Imagine the pitch — ‘So we never know why the depressive, reserved heroine ends up completely alone in the world and penniless because she refuses to say, she recognises someone who was very important to her in her childhood in another country, and doesn’t tell him until months later, never admits to being in love with him, and is still slightly hankering after him when she turns her attention to an acerbic ultra-Catholic fellow-teacher obsessed with his dead fiancée and who tries to convert her before leaving for the other side of the world? Not to mention that ending???

Deadringer · 17/06/2022 12:42

I will probably watch the new one just so I can complain loudly about it to anyone who will listen. Spoiler alert, no one will listen, but I shall complain none the less.
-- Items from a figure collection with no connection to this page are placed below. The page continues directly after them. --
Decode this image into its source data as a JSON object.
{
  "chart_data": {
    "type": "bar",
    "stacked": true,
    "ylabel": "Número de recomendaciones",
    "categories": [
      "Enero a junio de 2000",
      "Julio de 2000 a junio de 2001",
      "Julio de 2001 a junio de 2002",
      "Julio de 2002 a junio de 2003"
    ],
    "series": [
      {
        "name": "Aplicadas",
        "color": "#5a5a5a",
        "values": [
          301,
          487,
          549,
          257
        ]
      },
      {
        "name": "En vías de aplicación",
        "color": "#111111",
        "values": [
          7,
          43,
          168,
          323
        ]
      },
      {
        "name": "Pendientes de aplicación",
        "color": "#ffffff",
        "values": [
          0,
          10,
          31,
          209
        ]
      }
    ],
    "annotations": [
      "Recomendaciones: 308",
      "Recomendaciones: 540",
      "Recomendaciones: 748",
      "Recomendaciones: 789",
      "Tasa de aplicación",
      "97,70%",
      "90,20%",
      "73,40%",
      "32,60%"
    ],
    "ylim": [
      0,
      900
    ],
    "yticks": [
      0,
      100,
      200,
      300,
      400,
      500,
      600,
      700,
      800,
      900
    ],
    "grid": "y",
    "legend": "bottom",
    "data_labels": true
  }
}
HerTableLaid · 17/06/2022 13:03

Maybe they’ll completely change that wonderful scene in the novel where, in a room full of people, Anne is talking to Captain Harville about women loving longer than men, even in hopeless situations, and Wentworth — supposedly writing a letter about having Captain Benwick’s portrait framed for Louisa Musgrove, when he’d had it painted for his dead fiancée — is in fact furiously writing to Anne to declare his love.

Maybe she scrawls U R STILL HOT LOL on the sand (Bath is inland? No matter, give it a beach!’) and slides down a fireman’s pole, Bridget Jones-style, and he French-kisses her in the middle of the Assembly Rooms?

RevoltingHumanHead · 17/06/2022 13:32

'it's always been you, babe. you've always been the one'

Snog!

darlingdodo · 17/06/2022 13:49

Ugh Grin

dimples76 · 17/06/2022 23:31

Inspired by this thread I have just re-watched the 1995 version. Ciaron Hinds made the perfect Captain Wentworth. I wonder if the older version is available anywhere.

GETTINGLIKEMYMOTHER · 18/06/2022 00:53

Thanks for that, @Deadringer - hadn’t realised it was available but just ordered the DVD - £5.99.

TTOWH is a Brontë favourite - I much prefer it to Wuthering Heights. It must have been quite daring at the time, too, when leaving one’s husband - no matter how abusive or licentious he was - was generally so frowned upon.